Selasa, 19 April 2016

Surat dari Mama

Tanah Papua. Foto ilustrasi: Ist.
Anakku,
Perkenankan aku hadir, mengungkapkan kegelisahan hati ini, melalui untain bait kata-kata, melalui surat ini. Mungkin kata-kata saya ini kurang berkenan di hatimu, anakku, saya meminta maaf. Tetapi saya berusaha hadir di hadapanmu melalui surat ini, apa adanya, dengan segala yang ada padaku.

Anakku,
baiklah sebelumnya kuucapkan rasa syukurku kepada Bapa di Sorga, Sang Pemberi Kehidupan. Hanya karena Dia, saya masih dapat bertahan, memberimu makanan ala kadarnya dari segala keterbatasanku saat ini, dan engkau hidup. Menemanimu, di setiap hidup, karya, dan perjuanganmu, anakku.
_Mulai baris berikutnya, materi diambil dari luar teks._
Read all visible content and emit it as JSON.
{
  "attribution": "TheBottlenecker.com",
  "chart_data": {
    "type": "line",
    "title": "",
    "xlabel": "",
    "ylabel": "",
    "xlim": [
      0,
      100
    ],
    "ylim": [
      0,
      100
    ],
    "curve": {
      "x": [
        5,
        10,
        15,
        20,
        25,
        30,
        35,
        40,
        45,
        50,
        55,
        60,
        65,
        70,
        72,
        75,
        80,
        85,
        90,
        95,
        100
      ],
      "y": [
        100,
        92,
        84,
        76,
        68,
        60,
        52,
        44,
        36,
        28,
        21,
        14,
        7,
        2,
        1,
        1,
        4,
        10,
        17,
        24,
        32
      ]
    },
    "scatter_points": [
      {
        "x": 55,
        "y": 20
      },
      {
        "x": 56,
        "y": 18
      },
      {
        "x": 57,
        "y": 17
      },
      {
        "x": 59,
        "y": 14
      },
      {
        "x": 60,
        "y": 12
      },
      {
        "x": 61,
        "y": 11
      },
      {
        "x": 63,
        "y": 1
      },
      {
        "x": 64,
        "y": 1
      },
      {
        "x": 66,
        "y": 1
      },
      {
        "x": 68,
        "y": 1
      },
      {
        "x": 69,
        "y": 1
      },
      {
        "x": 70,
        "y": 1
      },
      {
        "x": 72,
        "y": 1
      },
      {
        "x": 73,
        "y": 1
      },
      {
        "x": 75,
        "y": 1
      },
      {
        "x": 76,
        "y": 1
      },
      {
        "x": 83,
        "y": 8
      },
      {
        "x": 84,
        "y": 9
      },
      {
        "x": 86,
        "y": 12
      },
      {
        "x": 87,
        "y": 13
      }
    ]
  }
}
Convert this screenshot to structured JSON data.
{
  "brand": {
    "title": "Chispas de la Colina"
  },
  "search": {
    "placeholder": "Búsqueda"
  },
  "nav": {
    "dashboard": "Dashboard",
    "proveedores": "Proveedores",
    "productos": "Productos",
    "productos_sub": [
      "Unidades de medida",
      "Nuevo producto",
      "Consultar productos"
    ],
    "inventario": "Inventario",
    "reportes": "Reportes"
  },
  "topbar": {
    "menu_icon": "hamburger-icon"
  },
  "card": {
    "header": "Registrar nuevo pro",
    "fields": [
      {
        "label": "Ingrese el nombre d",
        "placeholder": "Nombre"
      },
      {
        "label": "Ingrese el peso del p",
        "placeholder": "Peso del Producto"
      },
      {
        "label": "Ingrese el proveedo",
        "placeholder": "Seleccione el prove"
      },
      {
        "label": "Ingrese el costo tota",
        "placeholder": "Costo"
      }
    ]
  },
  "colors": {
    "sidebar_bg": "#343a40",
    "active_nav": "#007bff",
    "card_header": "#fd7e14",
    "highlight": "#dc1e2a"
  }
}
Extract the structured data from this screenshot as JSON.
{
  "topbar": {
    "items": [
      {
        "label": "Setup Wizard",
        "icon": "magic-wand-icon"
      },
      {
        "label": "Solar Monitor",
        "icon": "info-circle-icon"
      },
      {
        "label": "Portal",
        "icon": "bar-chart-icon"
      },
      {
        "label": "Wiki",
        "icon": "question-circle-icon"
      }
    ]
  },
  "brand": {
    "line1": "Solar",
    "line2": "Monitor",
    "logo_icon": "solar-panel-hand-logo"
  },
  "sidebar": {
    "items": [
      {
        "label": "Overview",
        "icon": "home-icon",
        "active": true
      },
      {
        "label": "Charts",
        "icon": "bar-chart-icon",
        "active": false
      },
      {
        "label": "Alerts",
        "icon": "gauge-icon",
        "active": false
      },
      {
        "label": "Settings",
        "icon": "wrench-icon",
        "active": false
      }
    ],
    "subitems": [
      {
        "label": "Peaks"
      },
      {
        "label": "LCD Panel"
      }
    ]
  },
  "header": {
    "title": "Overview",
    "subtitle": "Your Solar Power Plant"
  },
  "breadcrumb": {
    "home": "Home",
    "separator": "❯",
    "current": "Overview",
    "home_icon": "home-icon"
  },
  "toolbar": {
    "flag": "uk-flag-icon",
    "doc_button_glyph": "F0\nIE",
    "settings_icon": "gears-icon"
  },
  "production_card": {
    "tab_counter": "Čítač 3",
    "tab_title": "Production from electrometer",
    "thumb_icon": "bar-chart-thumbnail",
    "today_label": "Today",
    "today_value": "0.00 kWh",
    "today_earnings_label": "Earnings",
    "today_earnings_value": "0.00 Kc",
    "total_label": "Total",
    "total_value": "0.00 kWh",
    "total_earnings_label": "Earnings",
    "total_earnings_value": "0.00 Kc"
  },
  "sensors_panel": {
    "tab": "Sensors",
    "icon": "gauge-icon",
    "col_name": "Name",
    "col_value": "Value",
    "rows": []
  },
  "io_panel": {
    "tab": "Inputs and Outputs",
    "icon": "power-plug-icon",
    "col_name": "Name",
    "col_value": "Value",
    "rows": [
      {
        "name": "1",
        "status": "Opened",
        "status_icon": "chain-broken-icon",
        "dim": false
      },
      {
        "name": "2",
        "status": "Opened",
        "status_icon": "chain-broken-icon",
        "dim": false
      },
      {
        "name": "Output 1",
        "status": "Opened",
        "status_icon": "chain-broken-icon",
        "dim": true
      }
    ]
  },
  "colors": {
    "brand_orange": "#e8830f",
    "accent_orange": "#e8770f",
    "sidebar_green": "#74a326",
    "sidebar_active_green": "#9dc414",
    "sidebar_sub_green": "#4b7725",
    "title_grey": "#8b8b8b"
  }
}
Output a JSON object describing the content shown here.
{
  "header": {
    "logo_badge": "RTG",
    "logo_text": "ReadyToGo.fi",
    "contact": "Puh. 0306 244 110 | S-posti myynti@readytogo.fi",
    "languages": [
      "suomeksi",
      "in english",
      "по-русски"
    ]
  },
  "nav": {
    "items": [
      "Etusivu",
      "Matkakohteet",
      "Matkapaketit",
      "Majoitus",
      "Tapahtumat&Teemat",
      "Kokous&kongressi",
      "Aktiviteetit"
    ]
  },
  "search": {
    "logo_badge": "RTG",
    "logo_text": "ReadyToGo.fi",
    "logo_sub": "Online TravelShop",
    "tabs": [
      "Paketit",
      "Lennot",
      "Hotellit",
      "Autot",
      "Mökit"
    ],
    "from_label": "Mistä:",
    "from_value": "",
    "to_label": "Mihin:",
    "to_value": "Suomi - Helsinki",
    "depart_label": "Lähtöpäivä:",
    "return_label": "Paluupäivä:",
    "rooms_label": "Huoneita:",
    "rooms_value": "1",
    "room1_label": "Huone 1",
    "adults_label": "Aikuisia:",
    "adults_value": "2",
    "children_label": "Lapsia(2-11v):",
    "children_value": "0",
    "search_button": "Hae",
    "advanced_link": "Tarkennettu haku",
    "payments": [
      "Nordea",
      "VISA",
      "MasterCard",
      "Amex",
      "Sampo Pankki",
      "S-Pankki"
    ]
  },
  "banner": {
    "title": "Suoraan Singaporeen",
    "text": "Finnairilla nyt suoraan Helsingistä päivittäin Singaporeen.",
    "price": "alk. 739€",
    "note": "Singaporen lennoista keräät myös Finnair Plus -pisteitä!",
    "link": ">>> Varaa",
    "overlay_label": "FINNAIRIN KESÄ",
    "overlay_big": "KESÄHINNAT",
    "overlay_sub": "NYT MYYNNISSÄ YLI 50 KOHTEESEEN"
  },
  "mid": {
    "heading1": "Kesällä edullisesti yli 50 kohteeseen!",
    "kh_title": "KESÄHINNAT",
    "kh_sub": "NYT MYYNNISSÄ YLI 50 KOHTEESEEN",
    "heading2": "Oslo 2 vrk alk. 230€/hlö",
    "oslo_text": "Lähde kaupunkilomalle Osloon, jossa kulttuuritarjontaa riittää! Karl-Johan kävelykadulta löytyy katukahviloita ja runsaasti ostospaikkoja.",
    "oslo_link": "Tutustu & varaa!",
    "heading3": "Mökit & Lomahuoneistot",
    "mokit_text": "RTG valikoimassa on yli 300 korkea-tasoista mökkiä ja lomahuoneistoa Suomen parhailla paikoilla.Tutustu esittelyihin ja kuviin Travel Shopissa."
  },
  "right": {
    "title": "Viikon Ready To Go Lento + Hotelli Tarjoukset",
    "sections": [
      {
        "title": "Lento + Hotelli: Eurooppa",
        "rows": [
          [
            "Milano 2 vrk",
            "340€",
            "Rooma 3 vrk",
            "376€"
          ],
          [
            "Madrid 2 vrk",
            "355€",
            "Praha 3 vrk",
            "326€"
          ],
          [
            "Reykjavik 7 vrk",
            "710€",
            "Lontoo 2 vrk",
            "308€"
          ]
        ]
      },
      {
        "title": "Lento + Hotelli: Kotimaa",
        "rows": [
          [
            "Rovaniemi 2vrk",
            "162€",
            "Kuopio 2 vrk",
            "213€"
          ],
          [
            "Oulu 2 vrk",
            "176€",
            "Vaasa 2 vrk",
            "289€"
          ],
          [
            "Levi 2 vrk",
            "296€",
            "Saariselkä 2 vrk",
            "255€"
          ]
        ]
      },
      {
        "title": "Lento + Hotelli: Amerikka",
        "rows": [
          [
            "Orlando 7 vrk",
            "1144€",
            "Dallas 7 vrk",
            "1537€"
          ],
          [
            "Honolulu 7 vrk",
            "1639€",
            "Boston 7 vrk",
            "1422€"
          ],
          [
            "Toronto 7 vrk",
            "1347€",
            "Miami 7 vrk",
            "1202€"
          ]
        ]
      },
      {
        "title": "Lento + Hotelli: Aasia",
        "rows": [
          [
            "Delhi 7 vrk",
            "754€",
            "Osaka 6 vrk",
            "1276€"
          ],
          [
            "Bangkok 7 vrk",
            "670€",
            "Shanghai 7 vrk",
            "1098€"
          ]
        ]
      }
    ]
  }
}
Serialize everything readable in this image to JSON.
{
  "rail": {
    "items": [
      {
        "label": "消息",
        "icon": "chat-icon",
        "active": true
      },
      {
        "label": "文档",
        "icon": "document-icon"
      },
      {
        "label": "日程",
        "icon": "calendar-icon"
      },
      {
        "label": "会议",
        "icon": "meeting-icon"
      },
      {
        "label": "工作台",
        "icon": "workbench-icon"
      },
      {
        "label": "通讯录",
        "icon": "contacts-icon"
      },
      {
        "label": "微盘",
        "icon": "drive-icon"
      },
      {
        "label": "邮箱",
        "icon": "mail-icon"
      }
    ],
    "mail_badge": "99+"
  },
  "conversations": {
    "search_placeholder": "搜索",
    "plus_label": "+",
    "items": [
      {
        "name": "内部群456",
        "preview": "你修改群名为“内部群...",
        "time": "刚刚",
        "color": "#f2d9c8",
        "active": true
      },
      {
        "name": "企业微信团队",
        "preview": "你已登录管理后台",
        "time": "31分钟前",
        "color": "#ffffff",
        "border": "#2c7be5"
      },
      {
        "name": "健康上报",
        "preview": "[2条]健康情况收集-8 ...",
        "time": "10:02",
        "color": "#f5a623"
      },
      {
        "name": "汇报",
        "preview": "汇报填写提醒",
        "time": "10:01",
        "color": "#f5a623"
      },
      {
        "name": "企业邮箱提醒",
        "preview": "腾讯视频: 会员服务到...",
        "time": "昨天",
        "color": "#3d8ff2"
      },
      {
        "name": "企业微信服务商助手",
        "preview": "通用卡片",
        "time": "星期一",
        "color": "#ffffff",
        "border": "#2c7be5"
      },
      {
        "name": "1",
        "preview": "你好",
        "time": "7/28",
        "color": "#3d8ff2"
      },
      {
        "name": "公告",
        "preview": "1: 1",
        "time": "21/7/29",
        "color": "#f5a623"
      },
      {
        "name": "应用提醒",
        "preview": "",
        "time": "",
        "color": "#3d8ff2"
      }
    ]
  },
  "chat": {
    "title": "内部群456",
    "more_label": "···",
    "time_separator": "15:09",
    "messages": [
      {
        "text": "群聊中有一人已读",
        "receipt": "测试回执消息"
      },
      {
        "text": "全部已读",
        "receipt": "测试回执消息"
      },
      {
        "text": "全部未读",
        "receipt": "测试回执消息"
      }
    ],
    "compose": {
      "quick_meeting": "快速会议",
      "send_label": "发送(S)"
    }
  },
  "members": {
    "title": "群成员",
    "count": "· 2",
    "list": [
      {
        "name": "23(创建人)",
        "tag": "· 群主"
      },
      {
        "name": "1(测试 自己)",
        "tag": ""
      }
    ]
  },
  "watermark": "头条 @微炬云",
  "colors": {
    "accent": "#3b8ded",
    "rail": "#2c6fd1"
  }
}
Sebelum terlambat, biarlah kutuliskan surat ini untukmu.

Anakku, kita memang sepantasnya bersyukur pada-Nya. Dia yang di Ataslah yang memberimu diriku untuk engkau tempati, anakku. Aku tidak membencimu, hanya karena engkau berkulit hitam, dari rumpun Melanesia, anakku.


Aku tidak membencimu, hanya karena engkau berambut keriting, anakku. Akulah ibumu, dan aku sangat mencintaimu, anakku. Akulah ibumu, yang memelihara engkau, dengan susu dan madu, dan engkau hidup. Terpujilah Bapa yang di Atas selama-lamanya, atas segala berkat-Nya ini.
Anakku,

Aku adalah Ibumu. Aku bangga karena engkau memanggilku ‘Mama’. Akulah Ibumu, tanah Papua, yang memeberimu kehidupan dengan segala yang ada padaku. Dan engkau hidup. Selamanya aku adalah Ibumu, dan selamanya engkau adalah anakku. Engkaulah permata hatiku.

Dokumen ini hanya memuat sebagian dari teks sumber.